The February 16th Mighty Acorns Club features Snowshoeing and Winter Animal Adaptations. After a short lesson about how animals survive cold Vermont winters, the group will venture outside to learn how to use snowshoes. Is that an animal track we see? Who has been here, and where is that animal going? This is a great program to introduce your Mighty Acorn to snowshoeing, with time outside exploring and tromping through The Nature Museum’s field. Children’s snowshoes are available to borrow upon reservation for this program.

You are welcome to drop-in, but you'll save $2 by registering in advance online. And new for 2017: sign up for multiples sessions at one time!

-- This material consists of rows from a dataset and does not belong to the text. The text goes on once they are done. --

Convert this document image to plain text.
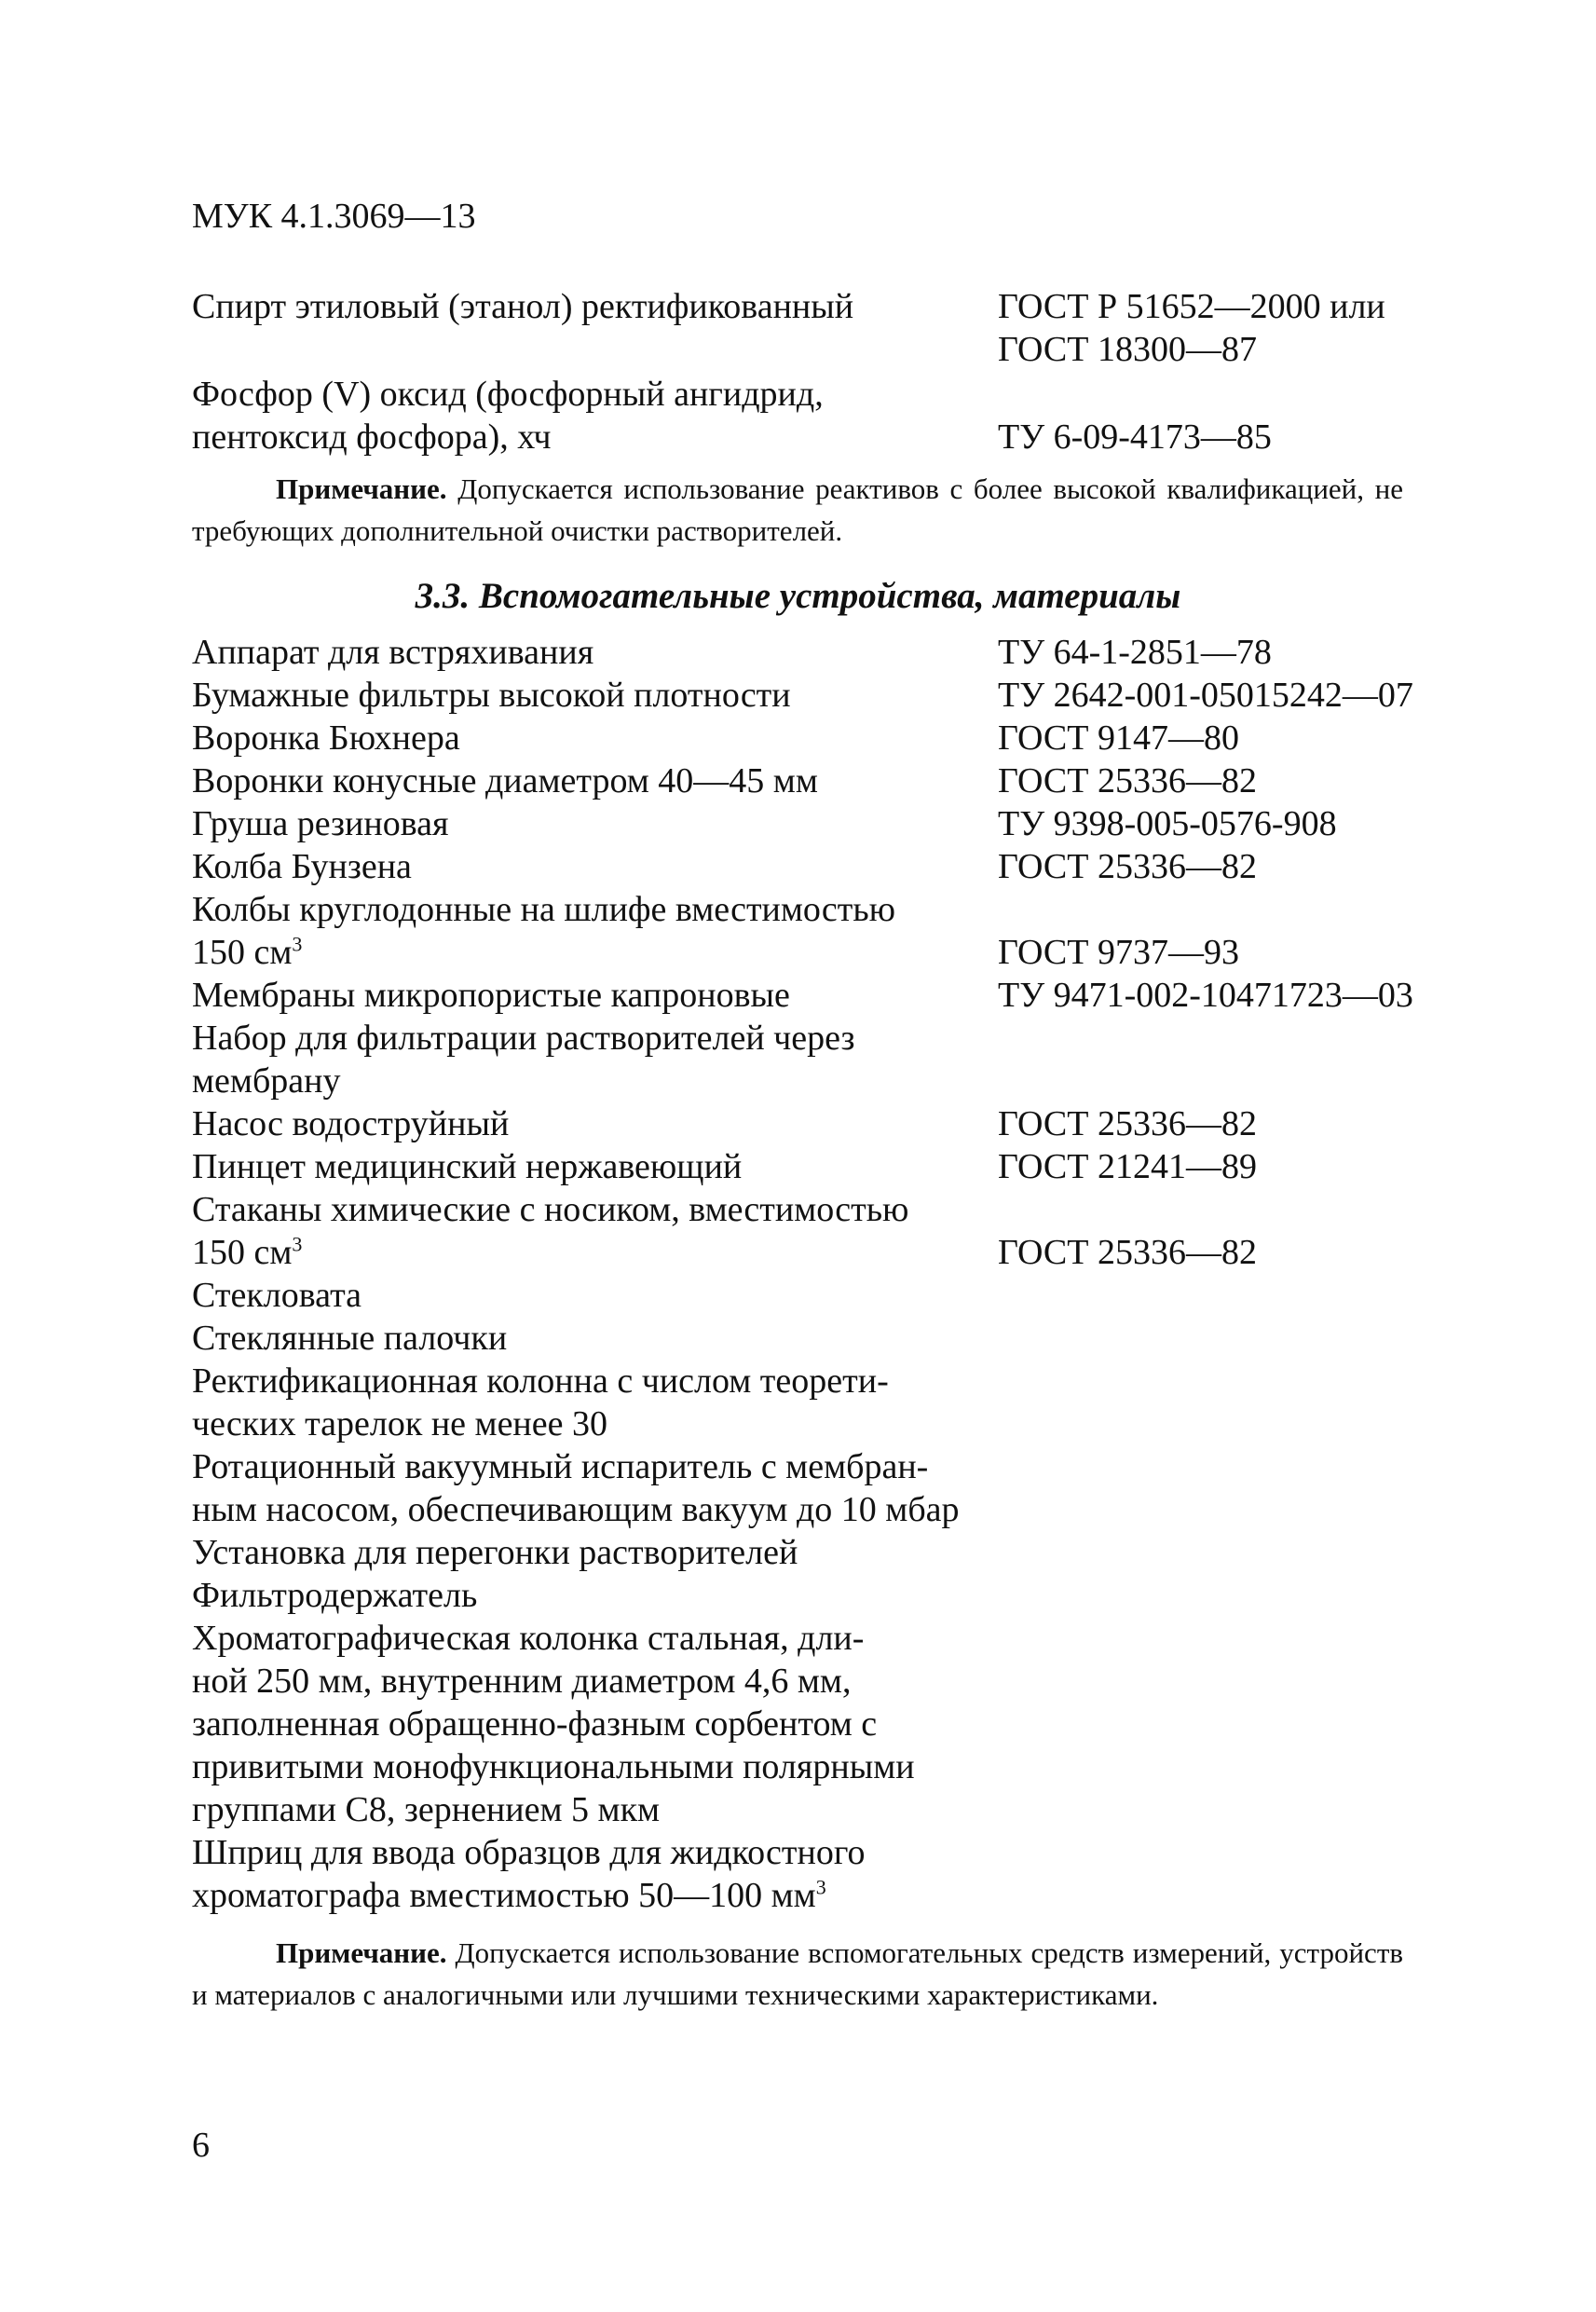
МУК 4.1.3069—13
Спирт этиловый (этанол) ректификованный	ГОСТ Р 51652—2000 или
ГОСТ 18300—87
Фосфор (V) оксид (фосфорный ангидрид,
пентоксид фосфора), хч	ТУ 6-09-4173—85
Примечание. Допускается использование реактивов с более высокой квалификацией, не требующих дополнительной очистки растворителей.
3.3. Вспомогательные устройства, материалы
Аппарат для встряхивания	ТУ 64-1-2851—78
Бумажные фильтры высокой плотности	ТУ 2642-001-05015242—07
Воронка Бюхнера	ГОСТ 9147—80
Воронки конусные диаметром 40—45 мм	ГОСТ 25336—82
Груша резиновая	ТУ 9398-005-0576-908
Колба Бунзена	ГОСТ 25336—82
Колбы круглодонные на шлифе вместимостью
150 $см^3$	ГОСТ 9737—93
Мембраны микропористые капроновые	ТУ 9471-002-10471723—03
Набор для фильтрации растворителей через
мембрану
Насос водоструйный	ГОСТ 25336—82
Пинцет медицинский нержавеющий	ГОСТ 21241—89
Стаканы химические с носиком, вместимостью
150 $см^3$	ГОСТ 25336—82
Стекловата
Стеклянные палочки
Ректификационная колонна с числом теорети-
ческих тарелок не менее 30
Ротационный вакуумный испаритель с мембран-
ным насосом, обеспечивающим вакуум до 10 мбар
Установка для перегонки растворителей
Фильтродержатель
Хроматографическая колонка стальная, дли-
ной 250 мм, внутренним диаметром 4,6 мм,
заполненная обращенно-фазным сорбентом с
привитыми монофункциональными полярными
группами С8, зернением 5 мкм
Шприц для ввода образцов для жидкостного
хроматографа вместимостью 50—100 $мм^3$
Примечание. Допускается использование вспомогательных средств измерений, устройств и материалов с аналогичными или лучшими техническими характеристиками.
6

Through stories, games, hands-on items, and crafts, Mighty Acorns helps children connect with nature. The cost per child is $5, and caregivers are free. Children should bring a snack and clothes for outside. Drops-ins welcome! Pre-registration is encouraged, but is not required. 

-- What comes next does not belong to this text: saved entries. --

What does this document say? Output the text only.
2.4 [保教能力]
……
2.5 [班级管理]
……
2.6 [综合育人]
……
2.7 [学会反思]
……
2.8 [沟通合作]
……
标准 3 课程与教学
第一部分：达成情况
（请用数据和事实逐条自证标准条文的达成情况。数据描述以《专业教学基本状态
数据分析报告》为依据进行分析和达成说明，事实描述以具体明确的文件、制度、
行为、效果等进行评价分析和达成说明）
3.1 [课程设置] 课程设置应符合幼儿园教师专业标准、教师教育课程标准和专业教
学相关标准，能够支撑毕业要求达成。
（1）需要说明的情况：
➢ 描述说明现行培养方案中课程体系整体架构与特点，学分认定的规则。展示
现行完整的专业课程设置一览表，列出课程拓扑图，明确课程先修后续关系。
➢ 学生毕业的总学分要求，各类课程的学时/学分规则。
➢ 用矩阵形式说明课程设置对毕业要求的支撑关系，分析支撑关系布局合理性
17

We hope you can join us on January 19th!

Join us this Saturday for our first "Kindred Spirits" program!

Our newest program for 2017, Kindred Spirits, kicks off this Saturday. This monthly program is designed for families to share and explore the mysteries of nature through hands-on activities, both indoors and out.

Come join two of our amazing naturalist leaders, Leah and Caitlin, this Saturday for a session dedicated to making art with natural materials, including fairy house structures. If you made it out to our Fairy House Festival in September, you remember how creative and artistic our builders' creations were. Be a builder this Saturday or make other nature inspired art alongside other nature (and art!) lovers of all ages.

Kindred Spirits: Nature Art will take place at The Nature Museum on Saturday, January 14th from 10 a.m. - 11:30 a.m. This program is for all ages including adults. Weather permitting, we will also take a stroll outside and see what we can see! 

Drop-ins are welcome, but we appreciate RSVPs too so that we may better prepare materials. 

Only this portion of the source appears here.